En effet dit-il, l’élection présidentielle est la rencontre d’un homme avec son peuple. Il ajoute que «je suis persuadé que le Président Macky Sall détient un coefficient personnel de plus de 10%. Le 24 février c’est le temps du Président et l’exigence est que tous les responsables taisent les querelles pour travailler ensemble. Je n’ai aucun doute que le 24 février à 18 heures, la victoire sera sans équivoque. Nous avons un Président qui a un bilan.

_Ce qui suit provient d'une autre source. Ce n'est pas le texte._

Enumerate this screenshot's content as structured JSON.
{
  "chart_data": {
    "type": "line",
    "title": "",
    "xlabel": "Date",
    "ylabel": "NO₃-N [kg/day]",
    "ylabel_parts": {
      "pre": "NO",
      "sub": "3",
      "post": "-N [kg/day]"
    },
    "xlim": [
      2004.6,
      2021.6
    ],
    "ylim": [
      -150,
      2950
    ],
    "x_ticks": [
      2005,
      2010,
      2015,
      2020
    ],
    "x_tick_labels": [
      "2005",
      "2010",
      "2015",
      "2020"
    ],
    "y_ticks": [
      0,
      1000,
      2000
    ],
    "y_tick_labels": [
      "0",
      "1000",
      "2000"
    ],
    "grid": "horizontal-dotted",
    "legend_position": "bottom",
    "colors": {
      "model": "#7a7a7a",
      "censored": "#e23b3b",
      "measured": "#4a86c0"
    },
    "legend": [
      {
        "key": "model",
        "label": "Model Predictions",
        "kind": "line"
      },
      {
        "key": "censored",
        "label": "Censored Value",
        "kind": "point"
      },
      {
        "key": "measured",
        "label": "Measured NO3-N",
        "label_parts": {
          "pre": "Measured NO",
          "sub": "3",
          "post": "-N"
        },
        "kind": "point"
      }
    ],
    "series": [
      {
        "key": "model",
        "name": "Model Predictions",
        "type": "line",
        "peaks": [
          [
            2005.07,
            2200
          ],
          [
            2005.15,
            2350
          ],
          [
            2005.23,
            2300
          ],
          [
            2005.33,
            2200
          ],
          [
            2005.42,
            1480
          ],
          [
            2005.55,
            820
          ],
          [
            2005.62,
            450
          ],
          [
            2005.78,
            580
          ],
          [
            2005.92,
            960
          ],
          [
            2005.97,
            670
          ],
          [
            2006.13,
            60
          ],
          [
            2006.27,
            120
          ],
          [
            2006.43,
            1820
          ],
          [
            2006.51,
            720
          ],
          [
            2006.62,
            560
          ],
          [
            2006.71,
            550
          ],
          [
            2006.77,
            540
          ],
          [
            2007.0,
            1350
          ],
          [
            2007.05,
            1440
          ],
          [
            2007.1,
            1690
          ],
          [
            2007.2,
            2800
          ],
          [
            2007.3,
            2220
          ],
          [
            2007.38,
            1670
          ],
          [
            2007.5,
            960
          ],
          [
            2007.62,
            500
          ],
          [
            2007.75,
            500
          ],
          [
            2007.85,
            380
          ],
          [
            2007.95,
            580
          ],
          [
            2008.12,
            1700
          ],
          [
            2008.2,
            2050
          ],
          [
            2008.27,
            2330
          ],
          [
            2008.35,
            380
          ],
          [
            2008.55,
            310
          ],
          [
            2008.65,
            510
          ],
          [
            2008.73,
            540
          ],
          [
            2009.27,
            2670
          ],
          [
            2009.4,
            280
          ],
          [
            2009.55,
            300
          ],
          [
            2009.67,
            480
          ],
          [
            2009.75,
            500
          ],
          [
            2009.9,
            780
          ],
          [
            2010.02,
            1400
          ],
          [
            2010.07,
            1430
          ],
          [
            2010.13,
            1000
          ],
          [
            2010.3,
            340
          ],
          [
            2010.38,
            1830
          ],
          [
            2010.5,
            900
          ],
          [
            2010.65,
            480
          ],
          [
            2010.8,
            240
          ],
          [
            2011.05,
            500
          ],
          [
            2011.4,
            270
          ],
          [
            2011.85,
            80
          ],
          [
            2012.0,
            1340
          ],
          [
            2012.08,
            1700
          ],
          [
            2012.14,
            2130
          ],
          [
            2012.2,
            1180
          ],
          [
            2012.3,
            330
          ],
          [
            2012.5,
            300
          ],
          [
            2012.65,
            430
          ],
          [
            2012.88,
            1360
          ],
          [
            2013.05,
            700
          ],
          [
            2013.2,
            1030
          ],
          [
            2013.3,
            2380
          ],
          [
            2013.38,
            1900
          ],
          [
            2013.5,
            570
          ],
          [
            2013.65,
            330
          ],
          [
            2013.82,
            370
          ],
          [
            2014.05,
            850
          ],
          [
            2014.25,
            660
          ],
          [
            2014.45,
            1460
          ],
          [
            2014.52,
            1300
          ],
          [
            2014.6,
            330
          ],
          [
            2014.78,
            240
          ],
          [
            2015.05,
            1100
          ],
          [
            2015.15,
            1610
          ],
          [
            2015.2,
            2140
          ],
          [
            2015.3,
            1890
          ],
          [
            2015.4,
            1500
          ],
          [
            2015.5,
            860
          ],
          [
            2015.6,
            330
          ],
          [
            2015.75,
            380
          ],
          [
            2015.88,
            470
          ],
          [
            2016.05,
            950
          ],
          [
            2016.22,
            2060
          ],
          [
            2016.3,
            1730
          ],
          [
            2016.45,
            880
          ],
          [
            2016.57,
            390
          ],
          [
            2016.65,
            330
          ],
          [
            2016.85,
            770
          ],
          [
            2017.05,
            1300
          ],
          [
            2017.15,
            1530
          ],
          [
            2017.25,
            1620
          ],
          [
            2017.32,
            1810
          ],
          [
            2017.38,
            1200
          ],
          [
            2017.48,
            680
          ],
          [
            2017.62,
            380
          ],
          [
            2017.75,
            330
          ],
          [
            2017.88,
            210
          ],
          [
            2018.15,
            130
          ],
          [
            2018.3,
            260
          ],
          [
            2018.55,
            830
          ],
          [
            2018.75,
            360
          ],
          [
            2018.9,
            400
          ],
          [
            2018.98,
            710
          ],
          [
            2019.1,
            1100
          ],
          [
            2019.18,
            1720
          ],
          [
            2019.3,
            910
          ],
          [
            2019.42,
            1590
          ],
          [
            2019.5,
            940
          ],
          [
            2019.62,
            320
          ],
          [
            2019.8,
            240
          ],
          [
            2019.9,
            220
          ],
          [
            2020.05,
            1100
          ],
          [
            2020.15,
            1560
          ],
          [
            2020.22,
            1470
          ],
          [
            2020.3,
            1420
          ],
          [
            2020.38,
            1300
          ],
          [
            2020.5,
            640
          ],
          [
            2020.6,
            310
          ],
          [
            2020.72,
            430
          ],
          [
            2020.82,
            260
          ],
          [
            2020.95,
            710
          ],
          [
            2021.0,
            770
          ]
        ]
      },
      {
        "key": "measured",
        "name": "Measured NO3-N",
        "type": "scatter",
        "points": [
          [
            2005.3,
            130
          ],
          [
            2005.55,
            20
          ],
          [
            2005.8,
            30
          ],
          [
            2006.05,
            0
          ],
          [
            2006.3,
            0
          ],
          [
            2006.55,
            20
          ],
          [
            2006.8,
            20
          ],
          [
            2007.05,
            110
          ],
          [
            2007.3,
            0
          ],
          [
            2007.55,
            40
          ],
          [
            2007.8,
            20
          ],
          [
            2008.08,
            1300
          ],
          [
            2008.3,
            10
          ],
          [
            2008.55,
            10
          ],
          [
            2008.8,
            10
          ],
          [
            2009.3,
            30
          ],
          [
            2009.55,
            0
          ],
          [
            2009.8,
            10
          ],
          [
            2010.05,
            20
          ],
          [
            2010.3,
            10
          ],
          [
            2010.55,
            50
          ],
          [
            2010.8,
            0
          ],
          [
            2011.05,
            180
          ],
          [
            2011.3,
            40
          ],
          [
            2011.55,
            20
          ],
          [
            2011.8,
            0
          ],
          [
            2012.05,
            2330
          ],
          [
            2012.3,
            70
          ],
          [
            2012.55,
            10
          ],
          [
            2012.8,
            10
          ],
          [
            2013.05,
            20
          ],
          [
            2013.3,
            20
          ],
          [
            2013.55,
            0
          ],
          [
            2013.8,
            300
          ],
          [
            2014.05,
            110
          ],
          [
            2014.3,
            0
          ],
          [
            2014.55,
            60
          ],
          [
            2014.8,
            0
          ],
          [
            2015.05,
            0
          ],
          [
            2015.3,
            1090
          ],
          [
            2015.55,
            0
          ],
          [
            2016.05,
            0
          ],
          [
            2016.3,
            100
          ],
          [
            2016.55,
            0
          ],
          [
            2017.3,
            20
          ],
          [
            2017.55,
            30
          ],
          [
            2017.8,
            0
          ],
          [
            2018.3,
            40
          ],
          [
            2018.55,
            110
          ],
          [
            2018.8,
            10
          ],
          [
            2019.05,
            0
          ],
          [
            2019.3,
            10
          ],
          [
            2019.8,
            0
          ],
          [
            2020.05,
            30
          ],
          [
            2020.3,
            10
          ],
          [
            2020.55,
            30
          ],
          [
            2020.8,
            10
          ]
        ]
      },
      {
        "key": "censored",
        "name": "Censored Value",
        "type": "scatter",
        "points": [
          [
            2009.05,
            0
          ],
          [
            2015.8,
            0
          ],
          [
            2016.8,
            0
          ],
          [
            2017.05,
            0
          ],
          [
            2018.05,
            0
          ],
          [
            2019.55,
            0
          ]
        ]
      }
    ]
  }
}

Et en face, il n y a aucun personnage qui incarne les valeurs républicaines, les valeurs morales de stabilité et qui soit capable de lui faire face». Abordant la questions des financements qui sont en train d’être distribués aux femmes à travers le pays par le ministre de la Femme, il affirme que c’est grâce à la politique impulsée par le Président de la République dans le cadre du Plan Sénégal Emergent (PSE), que le Sénégal a fait ces trois dernières années des bonds importants en terme de taux de croissance.

La mise en œuvre est directement gérée par les démembrements de l’Etat

Ainsi la richesse se crée et de ce point de vue, il est normal qu’elle soit redistribuée au niveau des couches les plus défavorisées. Et au Sénégal dit-il, il suffit de jeter un coup d’œil dans la structure pyramidale pour se rendre compte que les femmes et les jeunes sont des cibles importantes, très demandeuses de projets de développement.

C’est pourquoi le Président de la République a mis en place d’abord la Délégation à l’entreprenariat rapide, mais aussi des financements logés au niveau du ministère de la Femme pour venir en appoint à cette cible vulnérable.

Démentant toute idée de parti pris politique dans la distribution, il affirme que la forte mobilisation constatée à Tivaouane renseigne sur le leadership du ministre Ndèye Saly Diop Dieng, qui maîtrise bien le milieu de la femme et déroule efficacement la politique définie dans ce cadre par le Président de la République.

Selon lui, ces fonds s’adressent à toute la jeunesse et à toutes les femmes du Sénégal sans aucune coloration politique et tous les porteurs de projets sont éligibles. C’est pourquoi, d’ailleurs, poursuit-il, que la mise en œuvre est directement gérée par les démembrements de l’Etat au niveau décentralisé et il ne s’agit pas de dons, mais de mécanismes qui vont aussi porter la croissance, à travers la réalisation des projets financés.